Page 1 of 1

Problem getting HTML source of page.

Posted: Sat Mar 22, 2025 12:00 am
by PhillHS
Hi all,

I'm having problems getting a page's HTML source. I'm initiating the loading with TChromium.LoadURL, with a callback OnLoadEnd that is basically copied from the mini browser :

Code: Select all

procedure TBrowserForm.ChromeLoadEnd(Sender: TObject;
  const browser: ICefBrowser; const frame: ICefFrame;
  httpStatusCode: Integer);
begin
  Debug.Log('ChromeLoadEnd() code=%d',[httpStatusCode]);
  if (browser <> nil) and (browser.Identifier = Chrome.BrowserId) and ((frame = nil) or (frame.IsMain)) then
  begin;
    IF (frame.IsMain) THEN
    BEGIN;
      Chrome.Browser.MainFrame.GetSourceProc(ChromeCallbackGetSource);
      ChromeBusy:=FALSE;
    END;
  end;
end;         

procedure ChromeCallbackGetSource(const src: ustring);
begin
  BrowserForm.FChromeSrc:=src;

  Debug.Log(src);

  IF (BrowserForm.Handlers.IsHTMLHandler) THEN
    BrowserForm.GoHtml(TRUE,src)
  ELSE
    BrowserForm.Handlers.ChromeDone(src);

  BrowserForm.Ready:=TRUE;
end;                                                                           
What turns up in the src is only a couple of lines.

So I tried retrieving the frame source using :

Code: Select all

procedure TBrowserForm.Button2Click(Sender: TObject);

VAR
  i          : NativeUInt;

  TempCount  : NativeUInt;
  TempArray  : TCefFrameIdentifierArray;
  TempString : string;

begin
  TempCount := Chrome.FrameCount;

  if Chrome.GetFrameIdentifiers(TempCount, TempArray) then
  begin
    TempString := '';
    i          := 0;

    while (i < TempCount) do
    begin
      TempString := TempString + inttostr(TempArray[i]) + CRLF;
      Debug.Log('FrameID:%d',[TempArray[i]]);
      Chrome.RetrieveHTML(TempArray[i]);
      inc(i);
    end;

    Debug.Log(TempString);
  end;
end;                                                                       

procedure TBrowserForm.ChromeTextResultAvailable(Sender: TObject;
  const aText: ustring);

BEGIN;
  Debug.Log(atext);
end;                          
Again this produces only a couple of lines of source, certainly not the source for the full page.

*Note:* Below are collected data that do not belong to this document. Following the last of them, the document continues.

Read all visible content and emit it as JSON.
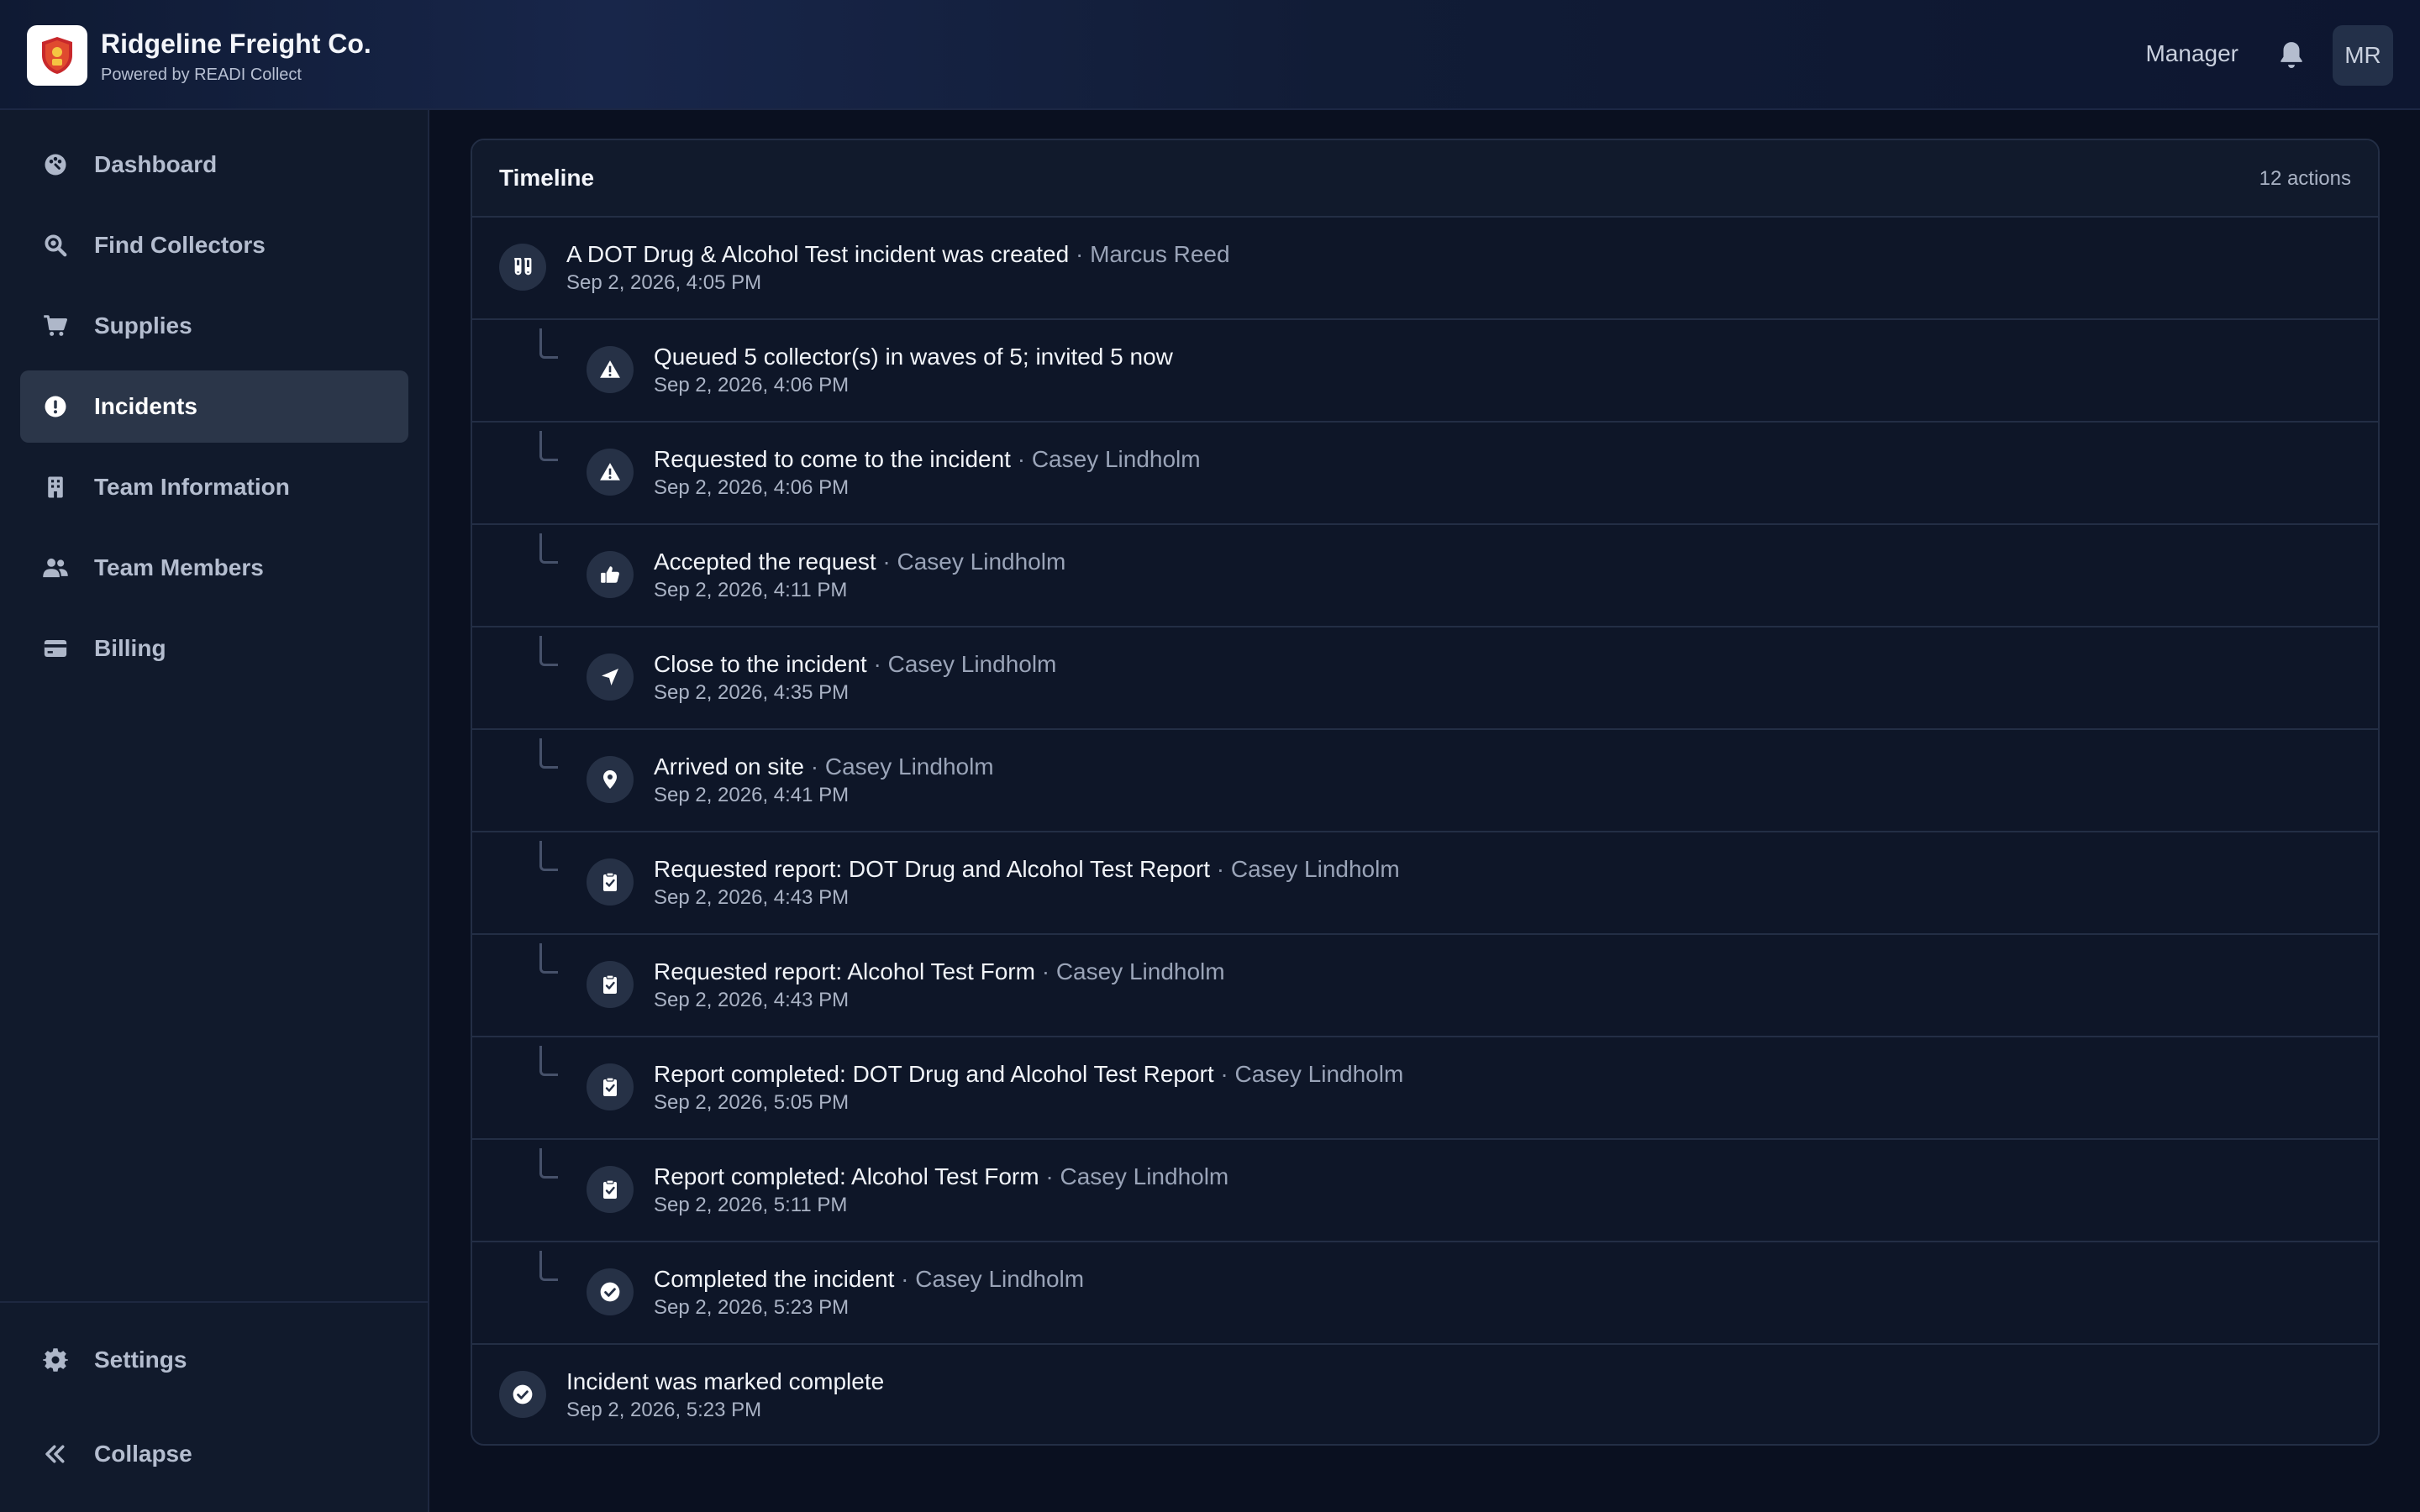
{
  "header": {
    "brand_title": "Ridgeline Freight Co.",
    "brand_subtitle": "Powered by READI Collect",
    "role": "Manager",
    "avatar_initials": "MR",
    "logo_icon": "shield-logo-icon",
    "bell_icon": "bell-icon"
  },
  "sidebar": {
    "items": [
      {
        "label": "Dashboard",
        "icon": "palette-icon",
        "active": false
      },
      {
        "label": "Find Collectors",
        "icon": "search-icon",
        "active": false
      },
      {
        "label": "Supplies",
        "icon": "cart-icon",
        "active": false
      },
      {
        "label": "Incidents",
        "icon": "alert-circle-icon",
        "active": true
      },
      {
        "label": "Team Information",
        "icon": "building-icon",
        "active": false
      },
      {
        "label": "Team Members",
        "icon": "users-icon",
        "active": false
      },
      {
        "label": "Billing",
        "icon": "credit-card-icon",
        "active": false
      }
    ],
    "footer": [
      {
        "label": "Settings",
        "icon": "gear-icon"
      },
      {
        "label": "Collapse",
        "icon": "chevrons-left-icon"
      }
    ]
  },
  "timeline": {
    "title": "Timeline",
    "count": "12 actions",
    "entries": [
      {
        "text": "A DOT Drug & Alcohol Test incident was created",
        "actor": "Marcus Reed",
        "time": "Sep 2, 2026, 4:05 PM",
        "icon": "flask-icon",
        "nested": false
      },
      {
        "text": "Queued 5 collector(s) in waves of 5; invited 5 now",
        "actor": "",
        "time": "Sep 2, 2026, 4:06 PM",
        "icon": "warning-icon",
        "nested": true
      },
      {
        "text": "Requested to come to the incident",
        "actor": "Casey Lindholm",
        "time": "Sep 2, 2026, 4:06 PM",
        "icon": "warning-icon",
        "nested": true
      },
      {
        "text": "Accepted the request",
        "actor": "Casey Lindholm",
        "time": "Sep 2, 2026, 4:11 PM",
        "icon": "thumbs-up-icon",
        "nested": true
      },
      {
        "text": "Close to the incident",
        "actor": "Casey Lindholm",
        "time": "Sep 2, 2026, 4:35 PM",
        "icon": "location-arrow-icon",
        "nested": true
      },
      {
        "text": "Arrived on site",
        "actor": "Casey Lindholm",
        "time": "Sep 2, 2026, 4:41 PM",
        "icon": "map-pin-icon",
        "nested": true
      },
      {
        "text": "Requested report: DOT Drug and Alcohol Test Report",
        "actor": "Casey Lindholm",
        "time": "Sep 2, 2026, 4:43 PM",
        "icon": "clipboard-check-icon",
        "nested": true
      },
      {
        "text": "Requested report: Alcohol Test Form",
        "actor": "Casey Lindholm",
        "time": "Sep 2, 2026, 4:43 PM",
        "icon": "clipboard-check-icon",
        "nested": true
      },
      {
        "text": "Report completed: DOT Drug and Alcohol Test Report",
        "actor": "Casey Lindholm",
        "time": "Sep 2, 2026, 5:05 PM",
        "icon": "clipboard-check-icon",
        "nested": true
      },
      {
        "text": "Report completed: Alcohol Test Form",
        "actor": "Casey Lindholm",
        "time": "Sep 2, 2026, 5:11 PM",
        "icon": "clipboard-check-icon",
        "nested": true
      },
      {
        "text": "Completed the incident",
        "actor": "Casey Lindholm",
        "time": "Sep 2, 2026, 5:23 PM",
        "icon": "check-circle-icon",
        "nested": true
      },
      {
        "text": "Incident was marked complete",
        "actor": "",
        "time": "Sep 2, 2026, 5:23 PM",
        "icon": "check-circle-icon",
        "nested": false
      }
    ]
  },
  "colors": {
    "background": "#0a1020",
    "sidebar": "#111a2c",
    "card": "#0e1628",
    "active_nav": "#2b3649",
    "text_primary": "#f1f4f9",
    "text_muted": "#9aa4b8"
  }
}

The odd thing is if I right click on the browser output window with the loaded page, and select view page source, a notepad window opesn with the full source of the page. What am I doing wrong?

Cheers.

Phill.

Re: Problem getting HTML source of page.

Posted: Sat Mar 22, 2025 2:46 pm
by salvadordf
Hi Phill,

The ICefFrame.GetSourceProc and ICefFrame.GetSource methods are used to get the HTML source for that specific frame.

The MiniBrowser demo uses the TChromiumCore.RetrieveHTML procedure and the TChromiumCore.OnTextResultAvailable event to get the source but the DOMVisitor demo uses two other methods in the context menu to visit the DOM and get the HTML source.

Try these context menu options and see if they give better results for your application :
  • Visit DOM in CEF (BODY HTML)
  • Visit DOM using JavaScript
Some websites are not fully loaded when the TChromiumCore.OnLoadEnd event is triggered. In those cases try using the TChromiumCore.OnLoadingStateChange event and check the isLoading value.